Normalmente la “iluminación” suele estar en casa o en el trabajo, en la calle o en algún bar, también a oscuras mientras hago el amor, pero eso de vaticinar al final termina picándonos a todos. “Vais a morir, vais a morir”, así podríamos comenzar esta ridícula pero caprichosa profecía o mejor, “El cine va a morir, va a morir”, y de esto último estoy muy seguro porque lo que hoy conocemos como cine, desde su proceso hasta su resultado múltiple de productos audiovisuales dejarán de ser lo que son ahora para convertirse en algo que ya alguien se encargará de nombrar.

Por suerte mi conciencia todavía no está alterada, quizás por eso esta profecía que al principio me pareció un chiste sea algo sectaria y a la vez mesurada. Así que manos a la obra que por fabular no creo se vaya a morir nadie, ¿o sí?

El cine y los videojuegos terminarán por fusionarse. El soporte y la definición digital más avanzados harán desaparecer al celuloide y la banda ancha dejará de ser banda ancha porque gran parte del mundo físico (casas, objetos, coches, etc…) recibirán y emitirán datos multimediales.
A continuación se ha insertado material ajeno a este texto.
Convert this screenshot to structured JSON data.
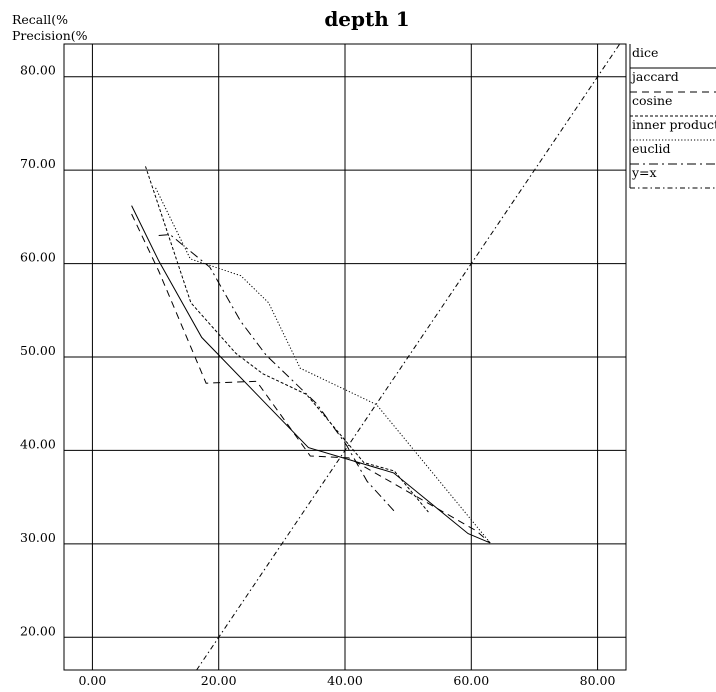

Entonces el “cine” (sigámoslo llamando así) será fragmentario, tendrá al espectador no sólo como un consumidor pasivo, sino que además de decidir la trama, poner y quitar personajes, podrá participar también como un personaje más dentro de la historia.

  1. Los cineastas dejarán de ser demiurgos sacrosantos y el “cine” se volverá cada vez más colectivo, más participativo, más evolutivo y quizás infinito en cuanto a las variaciones de una misma historia creada por unos pocos, pero amplificada por miles de espectadores-creadores.
  2. De lo bidimensional se pasará a lo tridimensional. Las pantallas, superficies y objetos donde se comenzará a interactuar con este arte evolucionado cederán su espacio al espacio tridimensional por lo que los “cines” desaparecerán o se transformarán en recintos donde los puntos de vista del espectador-actor podrán ser infinitos.
  3. La portabilidad en dispositivos miniaturizados y la movilidad será uno de los avances más significativos. No sólo podrás cargar el “cine” de otros, sino el tuyo propio donde apareces como actor y has alterado la trama. Esto lo podrás mostrar como proyección bidimensional y también como tridimensional a tus amigos, la novia o la familia.
  4. Las escuelas de cine no quedarán en el pasado, pero evolucionarán hacia una forma nueva y abierta de aprendizaje totalmente interactiva con el sólo fin de democratizar más la tecnología, hacerla accesible a muchas más personas y hacer notar la diferencia entre arte y la producción amateur.
  5. Los productores tendrán que buscar nuevas formas de entender el mercado, nuevas estrategias de fidelización y producción donde la colocación de productos y publicidad tendrá que refinarse mucho más, así como respetar la viralidad del producto lanzado, ya que solamente producirán una matriz que el mundo hará suya y reinterpretará y rehará a su manera en cualquier latitud.
  6. El guionista tendrá mucho más trabajo, pero tendrá de donde aprender más ya que existirán tantos guionistas como espectadores con ganas participativas haya y recibirá estas variantes o reinvenciones ya que cada vez que se modifique la historia una base de datos recibirá la nueva modificación.

Definitivamente una locura, pero si miramos con atención a nuestro cambiante universo tecnológico ¿cuánto de lo que ayer era ciencia ficción, ahora ya no es una realidad? Y ¿cuánto de lo que ahora es una realidad tiene aspecto de ciencia ficción?